Parties usitées.— Les racines, les semences et les feuilles.
[Culture.— L'épurge demande une terre fraîche et substantielle ; on la propage par graines semées au printemps, elle se ressème d'elle-même.]
Récolte. — On récolte la semence quand elle est mûre. La racine se récolte au printemps et à l'automne. La dessiccation des feuilles se fait avec les précautions qu'exigent les plantes succulentes.
Propriétés physiques et chimiques. — A l'état frais, presque toutes les parties de l'épurge, quand on les coupe, laissent couler goutte à goutte un suc épais, lactescent, de nature gomino-résineuse, ainsi que celui de toutes les euphorbiacées, dont les propriétés corrosives résident essentiellement dans la partie résineuse. La dégustation de la plante cause un sentiment d'ardeur qui se répand dans toutes les parties de la bouche et dans la gorge. Analysées par Soubeiran, les semences d'épurge ont fourni : une huile fixe jaune (40 pour 100), de la stéarine, une huile brune âcre, une matière cristalline, une résine, brune, une matière colorante extractive, de l'albumine végétale.
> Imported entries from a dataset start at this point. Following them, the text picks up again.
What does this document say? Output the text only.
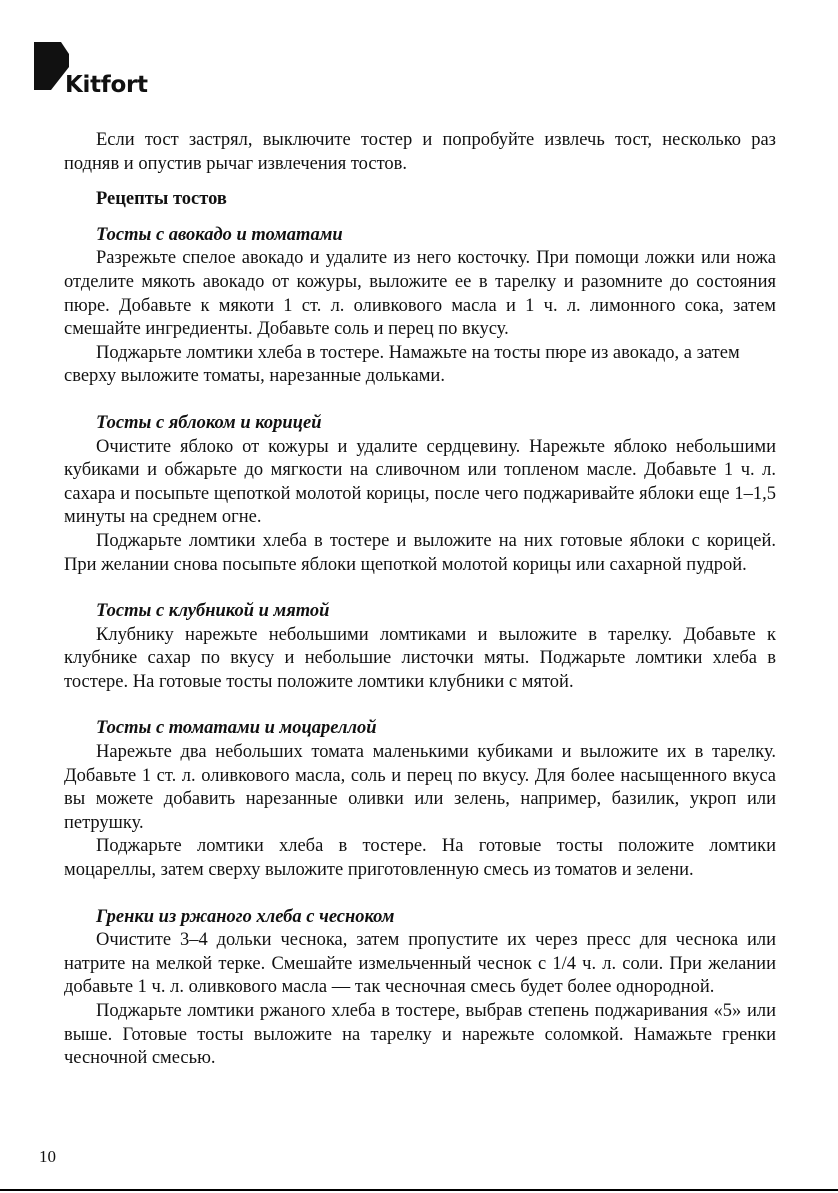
Kitfort

Если тост застрял, выключите тостер и попробуйте извлечь тост, несколько раз подняв и опустив рычаг извлечения тостов.

Рецепты тостов
Тосты с авокадо и томатами

Разрежьте спелое авокадо и удалите из него косточку. При помощи ложки или ножа отделите мякоть авокадо от кожуры, выложите ее в тарелку и разомните до состояния пюре. Добавьте к мякоти 1 ст. л. оливкового масла и 1 ч. л. лимонного сока, затем смешайте ингредиенты. Добавьте соль и перец по вкусу.

Поджарьте ломтики хлеба в тостере. Намажьте на тосты пюре из авокадо, а затем сверху выложите томаты, нарезанные дольками.

Тосты с яблоком и корицей

Очистите яблоко от кожуры и удалите сердцевину. Нарежьте яблоко небольшими кубиками и обжарьте до мягкости на сливочном или топленом масле. Добавьте 1 ч. л. сахара и посыпьте щепоткой молотой корицы, после чего поджаривайте яблоки еще 1–1,5 минуты на среднем огне.

Поджарьте ломтики хлеба в тостере и выложите на них готовые яблоки с корицей. При желании снова посыпьте яблоки щепоткой молотой корицы или сахарной пудрой.

Тосты с клубникой и мятой

Клубнику нарежьте небольшими ломтиками и выложите в тарелку. Добавьте к клубнике сахар по вкусу и небольшие листочки мяты. Поджарьте ломтики хлеба в тостере. На готовые тосты положите ломтики клубники с мятой.

Тосты с томатами и моцареллой

Нарежьте два небольших томата маленькими кубиками и выложите их в тарелку. Добавьте 1 ст. л. оливкового масла, соль и перец по вкусу. Для более насыщенного вкуса вы можете добавить нарезанные оливки или зелень, например, базилик, укроп или петрушку.

Поджарьте ломтики хлеба в тостере. На готовые тосты положите ломтики моцареллы, затем сверху выложите приготовленную смесь из томатов и зелени.

Гренки из ржаного хлеба с чесноком

Очистите 3–4 дольки чеснока, затем пропустите их через пресс для чеснока или натрите на мелкой терке. Смешайте измельченный чеснок с 1/4 ч. л. соли. При желании добавьте 1 ч. л. оливкового масла — так чесночная смесь будет более однородной.

Поджарьте ломтики ржаного хлеба в тостере, выбрав степень поджаривания «5» или выше. Готовые тосты выложите на тарелку и нарежьте соломкой. Намажьте гренки чесночной смесью.

10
L'huile brune âcre paraît être le principe actif ; elle a une odeur et une saveur désagréables, qui la rapprochent beaucoup de l'huile de croton. Bien que son analogie avec cette dernière pût le faire supposer, l'huile d'épurge n'est pas soluble dans l'alcool.
On prépare l'huile d'épurge, 1° par expression, 2° par l'alcool, 3° par l'éther.
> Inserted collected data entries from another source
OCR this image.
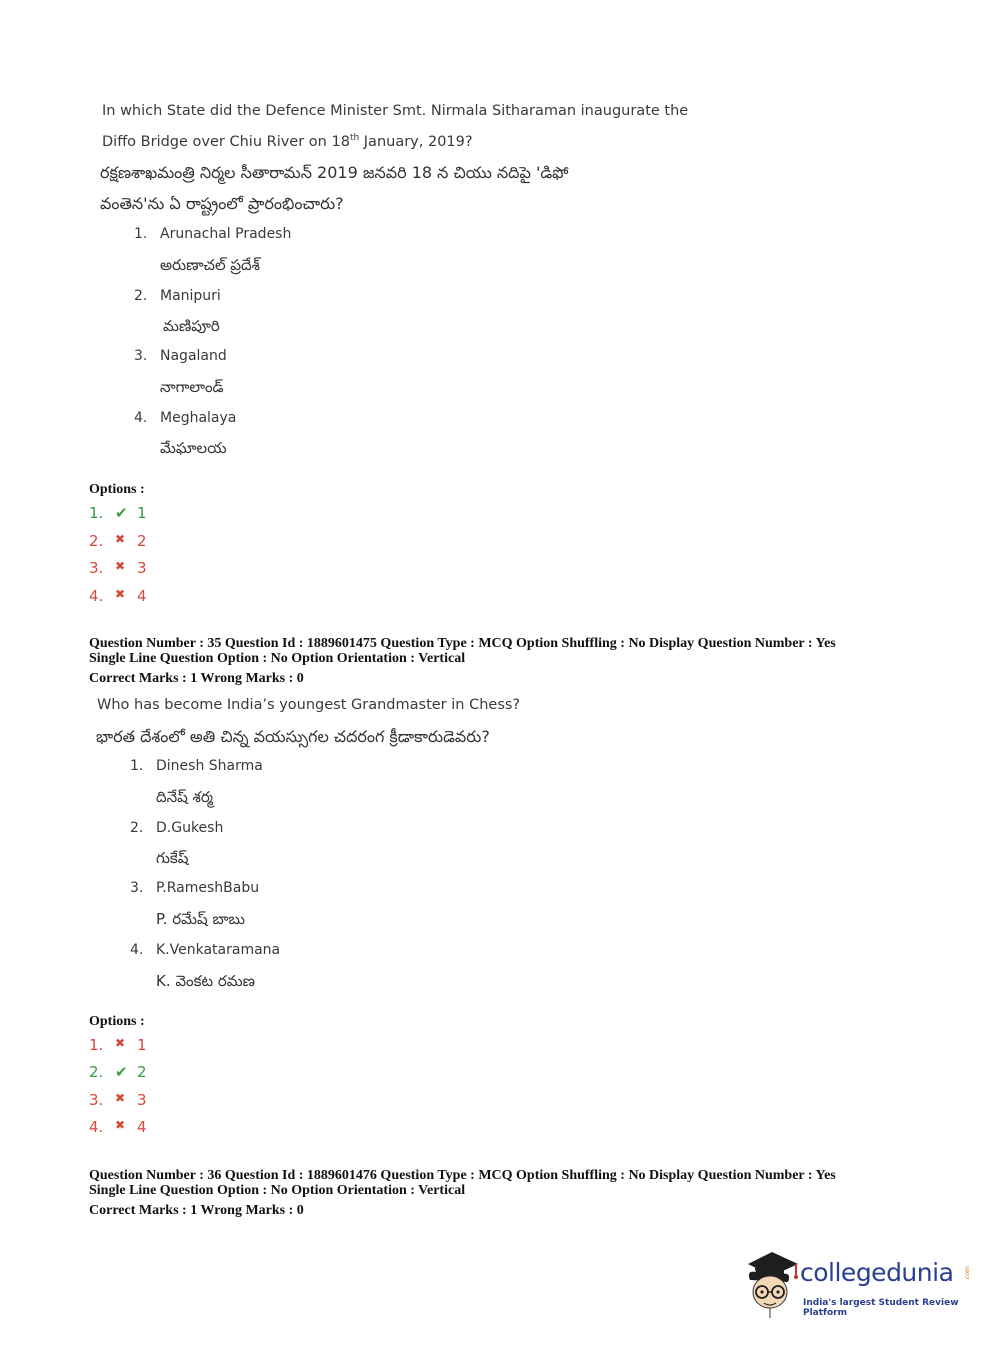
In which State did the Defence Minister Smt. Nirmala Sitharaman inaugurate the
Diffo Bridge over Chiu River on 18th January, 2019?
రక్షణశాఖమంత్రి నిర్మల సీతారామన్ 2019 జనవరి 18 న చియు నదిపై 'డిఫో
వంతెన'ను ఏ రాష్ట్రంలో ప్రారంభించారు?
1. Arunachal Pradesh
అరుణాచల్ ప్రదేశ్
2. Manipuri
మణిపూరి
3. Nagaland
నాగాలాండ్
4. Meghalaya
మేఘాలయ
Options :
1. ✔ 1
2. ✖ 2
3. ✖ 3
4. ✖ 4
Question Number : 35 Question Id : 1889601475 Question Type : MCQ Option Shuffling : No Display Question Number : Yes
Single Line Question Option : No Option Orientation : Vertical
Correct Marks : 1 Wrong Marks : 0
Who has become India’s youngest Grandmaster in Chess?
భారత దేశంలో అతి చిన్న వయస్సుగల చదరంగ క్రీడాకారుడెవరు?
1. Dinesh Sharma
దినేష్ శర్మ
2. D.Gukesh
గుకేష్
3. P.RameshBabu
P. రమేష్ బాబు
4. K.Venkataramana
K. వెంకట రమణ
Options :
1. ✖ 1
2. ✔ 2
3. ✖ 3
4. ✖ 4
Question Number : 36 Question Id : 1889601476 Question Type : MCQ Option Shuffling : No Display Question Number : Yes
Single Line Question Option : No Option Orientation : Vertical
Correct Marks : 1 Wrong Marks : 0
collegedunia .com
India's largest Student Review Platform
Le Codex a adopté l'huile obtenue par simple expression. Le médecin qui voudrait en employer une autre devrait la prescrire d'une manière spéciale. Martin Solon a reconnu que celle qu'on obtient par l'éther purge comme celle obtenue par l'alcool, mais qu'elle ne donne pas autant de nausées. L'huile d'épurge par expression est celle que j'ai adoptée dans ma pratique rurale comme étant plus facilement obtenue. Le procédé consiste à diviser les graines par la contusion, et mieux encore par le moulin, à les exprimer ensuite dans une toile de coutil, à soumettre le produit à la filtration. On obtient ainsi une huile d'un jaune clair et très-fluide, d'une saveur âcre.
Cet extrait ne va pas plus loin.